Le battaglie decidono le guerre, rovesciano i troni e cambiano i confini. In tutte le epoche della storia, sono combattute battaglie che hanno avuto un ruolo fondamentale nel decidere le sorti dell'umanità. Le battaglie, e le loro dirette
conseguenze, sono stati i principali criteri secondo cui tutti i singoli popoli hanno fatto le loro più importanti scelte.
Religione, politica, scienza e filosofia hanno certo dato un enorme contributo alle svolte più importanti della storia, ma il loro pieno impatto si è potuto sviluppare solo quando tribù, nazioni o regni hanno mantenuto una forza militare
capace di vincere battaglie e, quindi, garantire la sopravvivenza del loro stile di vita, della loro cultura e della loro società.
Sottovalutare il significato delle battaglie più importanti della storia sarebbe un gravissimo errore, in quanto i vincitori di esse si sono arricchiti e progrediti da molti punti vista, dominando sui perdenti, i quali vennero soggiogati o addirittura annientati, vedendo disperdersi le loro comunità. Le battaglie, inoltre, determinano la diffusione di culture, civiltà e dogmi religiosi.

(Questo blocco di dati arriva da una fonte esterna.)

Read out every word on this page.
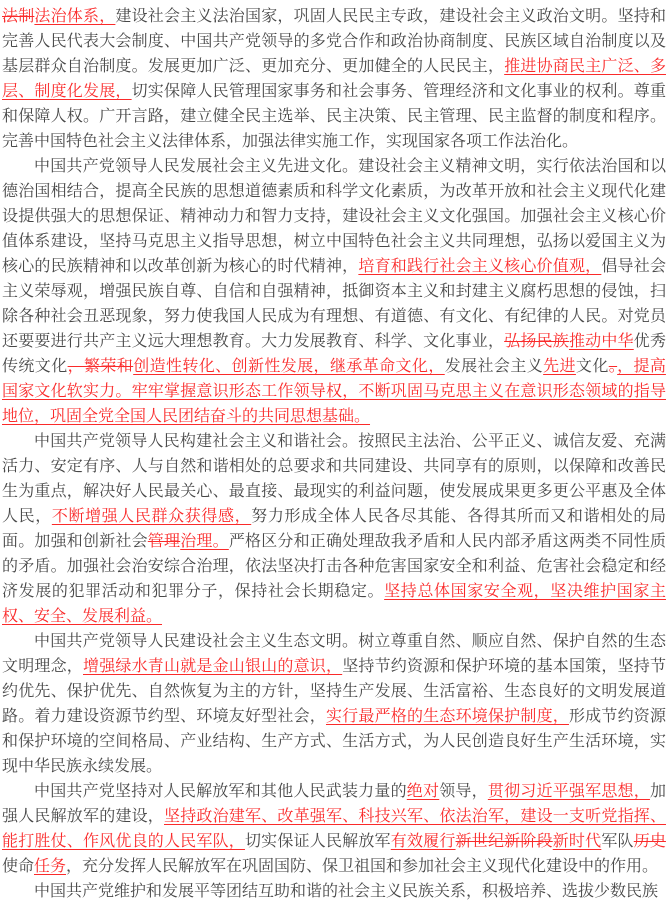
法制法治体系，建设社会主义法治国家，巩固人民民主专政，建设社会主义政治文明。坚持和完善人民代表大会制度、中国共产党领导的多党合作和政治协商制度、民族区域自治制度以及基层群众自治制度。发展更加广泛、更加充分、更加健全的人民民主，推进协商民主广泛、多层、制度化发展，切实保障人民管理国家事务和社会事务、管理经济和文化事业的权利。尊重和保障人权。广开言路，建立健全民主选举、民主决策、民主管理、民主监督的制度和程序。完善中国特色社会主义法律体系，加强法律实施工作，实现国家各项工作法治化。

中国共产党领导人民发展社会主义先进文化。建设社会主义精神文明，实行依法治国和以德治国相结合，提高全民族的思想道德素质和科学文化素质，为改革开放和社会主义现代化建设提供强大的思想保证、精神动力和智力支持，建设社会主义文化强国。加强社会主义核心价值体系建设，坚持马克思主义指导思想，树立中国特色社会主义共同理想，弘扬以爱国主义为核心的民族精神和以改革创新为核心的时代精神，培育和践行社会主义核心价值观，倡导社会主义荣辱观，增强民族自尊、自信和自强精神，抵御资本主义和封建主义腐朽思想的侵蚀，扫除各种社会丑恶现象，努力使我国人民成为有理想、有道德、有文化、有纪律的人民。对党员还要要进行共产主义远大理想教育。大力发展教育、科学、文化事业，弘扬民族推动中华优秀传统文化，繁荣和创造性转化、创新性发展，继承革命文化，发展社会主义先进文化。，提高国家文化软实力。牢牢掌握意识形态工作领导权，不断巩固马克思主义在意识形态领域的指导地位，巩固全党全国人民团结奋斗的共同思想基础。

中国共产党领导人民构建社会主义和谐社会。按照民主法治、公平正义、诚信友爱、充满活力、安定有序、人与自然和谐相处的总要求和共同建设、共同享有的原则，以保障和改善民生为重点，解决好人民最关心、最直接、最现实的利益问题，使发展成果更多更公平惠及全体人民，不断增强人民群众获得感，努力形成全体人民各尽其能、各得其所而又和谐相处的局面。加强和创新社会管理治理。严格区分和正确处理敌我矛盾和人民内部矛盾这两类不同性质的矛盾。加强社会治安综合治理，依法坚决打击各种危害国家安全和利益、危害社会稳定和经济发展的犯罪活动和犯罪分子，保持社会长期稳定。坚持总体国家安全观，坚决维护国家主权、安全、发展利益。

中国共产党领导人民建设社会主义生态文明。树立尊重自然、顺应自然、保护自然的生态文明理念，增强绿水青山就是金山银山的意识，坚持节约资源和保护环境的基本国策，坚持节约优先、保护优先、自然恢复为主的方针，坚持生产发展、生活富裕、生态良好的文明发展道路。着力建设资源节约型、环境友好型社会，实行最严格的生态环境保护制度，形成节约资源和保护环境的空间格局、产业结构、生产方式、生活方式，为人民创造良好生产生活环境，实现中华民族永续发展。

中国共产党坚持对人民解放军和其他人民武装力量的绝对领导，贯彻习近平强军思想，加强人民解放军的建设，坚持政治建军、改革强军、科技兴军、依法治军，建设一支听党指挥、能打胜仗、作风优良的人民军队，切实保证人民解放军有效履行新世纪新阶段新时代军队历史使命任务，充分发挥人民解放军在巩固国防、保卫祖国和参加社会主义现代化建设中的作用。

中国共产党维护和发展平等团结互助和谐的社会主义民族关系，积极培养、选拔少数民族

Tutti i maggiori storici che si sono occupati delle battaglie più importanti, sostenevano che le battaglie decidono soltanto per un breve periodo il corso della storia, che viene invece determinato nel «lungo periodo» dagli avvenimenti che riguardano le strutture della società. Alcune battaglie però hanno avuto un peso decisivo ed è giusto studiarle con maggiore attenzione, perché se esse non fossero state combattute e vinte la storia dell’umanità avrebbe potuto essere diversa.
Vediamo 5 di queste battaglie, considerate (non a torto) tra le più importanti di tutta la storia.
1. Salamina - Guerre greco-persiane, 480 a.C.
La vittoria navale greca del 480 a.C. nelle acque dell'isola di Salamina e le battaglie terrestri che la seguirono, misero il sigillo alla sconfitta dei Persiani cui aveva iniziato a contribuire, 10 anni prima, la battaglia di Maratona. Salamina significò la completa indipendenza delle città-stato greche che, un secolo dopo, avrebbero costituito il retroterra culturale e la potenza militare da cui avrebbe tratto origine il grande impero di Alessandro Magno; impero che avrebbe impresso nei secoli a venire il marchio indelebile del pensiero greco a tutta la civiltà occidentale.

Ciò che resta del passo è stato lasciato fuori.